Study shows that America is facing a coming epidemic of power blackouts

Staff Writer
Mount Shasta Herald

Remember where you heard it:

The number of power failures affecting over 50,000 Americans has more than doubled in the past 10 years — and the pace is likely to increase.

HERE‘s the deal:

Industrialized countries face a future of increasingly severe blackouts, a new study warns, due to the proliferation of extreme weather events, the transition to unconventional fossil fuels, and fragile national grids that cannot keep up with rocketing energy demand.

“We need a fundamental re-think about how electricity is generated and distributed and who controls this,” said lead author Prof Hugh Byrd of Lincoln University, a specialist in international energy policy and urban sustainability. “It is not in the interests of the privatized power industry to encourage less electricity consumption.”

Every year, millions of people around the world experience major electricity blackouts, but the country that has endured more blackouts than any other industrialized nation is the United States.

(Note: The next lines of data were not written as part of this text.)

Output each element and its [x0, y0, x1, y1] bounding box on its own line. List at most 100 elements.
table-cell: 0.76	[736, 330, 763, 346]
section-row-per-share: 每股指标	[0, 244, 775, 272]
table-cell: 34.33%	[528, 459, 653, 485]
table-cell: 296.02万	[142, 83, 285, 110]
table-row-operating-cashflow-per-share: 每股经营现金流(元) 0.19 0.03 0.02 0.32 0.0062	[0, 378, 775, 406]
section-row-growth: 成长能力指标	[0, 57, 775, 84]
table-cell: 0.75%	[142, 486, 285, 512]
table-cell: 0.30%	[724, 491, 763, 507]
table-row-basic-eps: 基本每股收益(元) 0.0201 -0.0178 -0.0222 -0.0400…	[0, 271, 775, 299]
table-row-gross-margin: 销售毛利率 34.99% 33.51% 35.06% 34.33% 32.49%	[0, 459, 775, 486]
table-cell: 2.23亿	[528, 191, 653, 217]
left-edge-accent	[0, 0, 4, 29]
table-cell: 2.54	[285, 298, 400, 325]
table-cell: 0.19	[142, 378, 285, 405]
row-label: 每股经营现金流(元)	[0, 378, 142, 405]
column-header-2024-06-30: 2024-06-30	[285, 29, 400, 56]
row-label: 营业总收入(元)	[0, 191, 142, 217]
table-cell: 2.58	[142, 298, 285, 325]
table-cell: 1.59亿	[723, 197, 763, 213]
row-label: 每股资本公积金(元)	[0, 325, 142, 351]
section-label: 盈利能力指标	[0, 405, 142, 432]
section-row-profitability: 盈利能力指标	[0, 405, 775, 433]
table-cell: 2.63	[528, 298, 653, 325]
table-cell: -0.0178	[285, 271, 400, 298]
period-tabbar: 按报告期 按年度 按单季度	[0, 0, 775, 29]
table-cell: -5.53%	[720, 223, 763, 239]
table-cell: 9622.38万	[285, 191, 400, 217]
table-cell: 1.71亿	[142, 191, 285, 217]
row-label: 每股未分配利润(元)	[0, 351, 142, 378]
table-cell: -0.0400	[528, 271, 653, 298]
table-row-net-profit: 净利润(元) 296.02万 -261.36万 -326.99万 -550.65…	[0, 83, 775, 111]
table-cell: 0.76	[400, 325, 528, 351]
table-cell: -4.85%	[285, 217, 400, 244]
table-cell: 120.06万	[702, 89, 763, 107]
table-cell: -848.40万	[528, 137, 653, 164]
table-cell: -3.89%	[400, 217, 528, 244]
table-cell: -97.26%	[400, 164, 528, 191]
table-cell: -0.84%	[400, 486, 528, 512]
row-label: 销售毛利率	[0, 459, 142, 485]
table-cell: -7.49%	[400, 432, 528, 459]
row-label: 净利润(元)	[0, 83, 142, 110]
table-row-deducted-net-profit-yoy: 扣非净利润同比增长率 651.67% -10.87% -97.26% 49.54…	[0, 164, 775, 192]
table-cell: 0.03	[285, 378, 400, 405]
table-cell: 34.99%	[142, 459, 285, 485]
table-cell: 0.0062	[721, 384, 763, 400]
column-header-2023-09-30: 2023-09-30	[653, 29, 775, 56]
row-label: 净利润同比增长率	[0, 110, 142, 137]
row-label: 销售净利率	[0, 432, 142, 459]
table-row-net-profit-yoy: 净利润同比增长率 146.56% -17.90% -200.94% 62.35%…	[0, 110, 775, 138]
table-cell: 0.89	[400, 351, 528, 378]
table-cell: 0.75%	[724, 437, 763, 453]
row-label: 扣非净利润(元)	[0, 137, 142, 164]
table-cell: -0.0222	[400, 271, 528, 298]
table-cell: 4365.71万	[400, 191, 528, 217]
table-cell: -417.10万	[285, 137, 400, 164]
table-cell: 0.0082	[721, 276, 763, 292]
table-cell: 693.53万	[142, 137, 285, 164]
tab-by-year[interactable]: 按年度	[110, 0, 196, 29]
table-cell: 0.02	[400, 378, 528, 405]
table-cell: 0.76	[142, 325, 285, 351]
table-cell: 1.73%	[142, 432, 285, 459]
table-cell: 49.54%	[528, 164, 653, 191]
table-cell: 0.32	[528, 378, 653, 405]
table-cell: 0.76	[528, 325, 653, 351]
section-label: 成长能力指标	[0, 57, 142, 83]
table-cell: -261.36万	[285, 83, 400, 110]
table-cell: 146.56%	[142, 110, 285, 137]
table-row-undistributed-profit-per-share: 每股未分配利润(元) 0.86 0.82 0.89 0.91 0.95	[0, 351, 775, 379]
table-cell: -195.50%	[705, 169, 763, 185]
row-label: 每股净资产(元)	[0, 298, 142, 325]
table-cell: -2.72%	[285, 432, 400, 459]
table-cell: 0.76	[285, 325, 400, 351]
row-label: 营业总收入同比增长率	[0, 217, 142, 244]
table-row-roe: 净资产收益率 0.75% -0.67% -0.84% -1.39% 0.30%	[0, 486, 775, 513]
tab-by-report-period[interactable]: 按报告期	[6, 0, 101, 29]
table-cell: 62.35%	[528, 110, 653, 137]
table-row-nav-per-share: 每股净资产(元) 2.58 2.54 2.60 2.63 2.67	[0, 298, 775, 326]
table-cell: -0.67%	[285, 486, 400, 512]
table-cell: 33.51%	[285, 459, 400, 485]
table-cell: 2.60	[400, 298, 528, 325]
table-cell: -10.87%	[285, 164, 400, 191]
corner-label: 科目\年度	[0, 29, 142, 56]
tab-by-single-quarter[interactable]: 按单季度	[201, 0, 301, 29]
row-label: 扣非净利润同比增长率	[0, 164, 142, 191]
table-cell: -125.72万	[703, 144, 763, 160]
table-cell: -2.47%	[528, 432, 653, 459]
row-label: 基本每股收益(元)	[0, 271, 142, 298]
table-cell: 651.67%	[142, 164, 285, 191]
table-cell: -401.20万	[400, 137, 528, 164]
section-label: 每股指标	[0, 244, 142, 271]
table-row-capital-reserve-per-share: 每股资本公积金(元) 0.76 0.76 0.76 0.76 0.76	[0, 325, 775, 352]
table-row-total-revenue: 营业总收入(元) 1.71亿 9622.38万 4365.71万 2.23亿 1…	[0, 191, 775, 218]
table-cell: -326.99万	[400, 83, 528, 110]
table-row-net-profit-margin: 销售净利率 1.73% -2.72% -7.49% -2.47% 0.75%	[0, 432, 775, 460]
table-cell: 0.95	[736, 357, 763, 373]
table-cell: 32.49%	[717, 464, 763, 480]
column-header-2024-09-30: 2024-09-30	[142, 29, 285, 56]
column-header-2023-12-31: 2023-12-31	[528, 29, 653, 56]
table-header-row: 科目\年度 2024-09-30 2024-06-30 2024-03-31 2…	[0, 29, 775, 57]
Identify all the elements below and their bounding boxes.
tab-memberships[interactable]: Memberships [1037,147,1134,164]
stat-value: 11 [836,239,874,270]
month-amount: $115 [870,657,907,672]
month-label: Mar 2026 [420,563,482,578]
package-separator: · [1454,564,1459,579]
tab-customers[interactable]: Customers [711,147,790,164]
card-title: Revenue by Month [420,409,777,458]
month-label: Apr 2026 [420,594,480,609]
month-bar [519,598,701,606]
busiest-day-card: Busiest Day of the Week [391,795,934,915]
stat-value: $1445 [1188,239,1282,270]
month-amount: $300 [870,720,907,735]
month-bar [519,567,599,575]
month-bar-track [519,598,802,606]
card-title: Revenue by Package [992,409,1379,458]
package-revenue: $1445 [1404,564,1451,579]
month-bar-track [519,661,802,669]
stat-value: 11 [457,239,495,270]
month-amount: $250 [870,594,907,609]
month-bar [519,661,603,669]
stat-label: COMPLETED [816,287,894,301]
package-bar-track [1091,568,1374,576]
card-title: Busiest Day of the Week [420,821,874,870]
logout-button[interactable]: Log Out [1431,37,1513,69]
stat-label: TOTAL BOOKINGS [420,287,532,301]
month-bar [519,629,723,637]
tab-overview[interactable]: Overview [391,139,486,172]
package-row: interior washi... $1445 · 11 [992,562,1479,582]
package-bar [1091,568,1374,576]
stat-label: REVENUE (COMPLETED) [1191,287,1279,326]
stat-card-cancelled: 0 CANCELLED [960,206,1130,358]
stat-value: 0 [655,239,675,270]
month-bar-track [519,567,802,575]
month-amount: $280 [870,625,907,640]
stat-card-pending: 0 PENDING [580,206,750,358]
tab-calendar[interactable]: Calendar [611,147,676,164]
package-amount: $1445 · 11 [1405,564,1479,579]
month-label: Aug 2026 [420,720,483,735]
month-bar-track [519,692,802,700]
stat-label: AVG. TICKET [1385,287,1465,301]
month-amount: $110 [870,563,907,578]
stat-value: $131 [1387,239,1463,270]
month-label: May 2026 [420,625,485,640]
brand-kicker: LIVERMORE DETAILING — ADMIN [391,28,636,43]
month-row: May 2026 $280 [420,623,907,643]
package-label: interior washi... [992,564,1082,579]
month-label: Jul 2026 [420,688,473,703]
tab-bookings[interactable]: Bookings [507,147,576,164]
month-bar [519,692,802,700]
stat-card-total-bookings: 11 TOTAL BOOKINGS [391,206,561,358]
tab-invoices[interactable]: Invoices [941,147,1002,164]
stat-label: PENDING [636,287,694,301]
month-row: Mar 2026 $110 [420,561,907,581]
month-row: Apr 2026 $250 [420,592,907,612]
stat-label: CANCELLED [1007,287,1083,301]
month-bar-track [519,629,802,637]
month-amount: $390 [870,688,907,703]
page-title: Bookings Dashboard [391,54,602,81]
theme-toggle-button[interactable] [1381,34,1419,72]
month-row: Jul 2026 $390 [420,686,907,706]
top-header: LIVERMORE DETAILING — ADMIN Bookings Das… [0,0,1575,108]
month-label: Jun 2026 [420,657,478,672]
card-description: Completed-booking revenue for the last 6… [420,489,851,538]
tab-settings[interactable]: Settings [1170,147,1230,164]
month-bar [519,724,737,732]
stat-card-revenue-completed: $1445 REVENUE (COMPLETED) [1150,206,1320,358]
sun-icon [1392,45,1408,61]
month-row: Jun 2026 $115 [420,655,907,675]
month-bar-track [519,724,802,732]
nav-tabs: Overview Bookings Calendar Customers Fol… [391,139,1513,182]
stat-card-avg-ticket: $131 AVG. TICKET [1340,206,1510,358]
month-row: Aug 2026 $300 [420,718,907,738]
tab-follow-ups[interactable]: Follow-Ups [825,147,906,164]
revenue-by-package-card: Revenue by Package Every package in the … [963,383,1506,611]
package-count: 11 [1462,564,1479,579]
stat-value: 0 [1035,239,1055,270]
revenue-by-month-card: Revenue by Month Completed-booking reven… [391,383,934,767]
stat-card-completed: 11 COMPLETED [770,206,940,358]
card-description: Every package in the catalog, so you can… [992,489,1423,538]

According to a little-known report last year to the Executive Office of the President by the Council of Economic Advisers and Department of Energy, between 2003 and 2012 the US saw 679 blackouts due to extreme weather events, costing on average $18-33 billion a year. In 2012 alone, the US suffered eleven “billion-dollar” weather disasters.

“The number of outages caused by severe weather is expected to rise as climate change increases the frequency and intensity of hurricanes, blizzards, floods and other extreme weather events,” the report found.

The growing prevalence of extreme weather including droughts due to climate change could also significantly undermine coal, gas and nuclear production, all of which require large inputs of water, to spin and cool turbines in thermal power plants.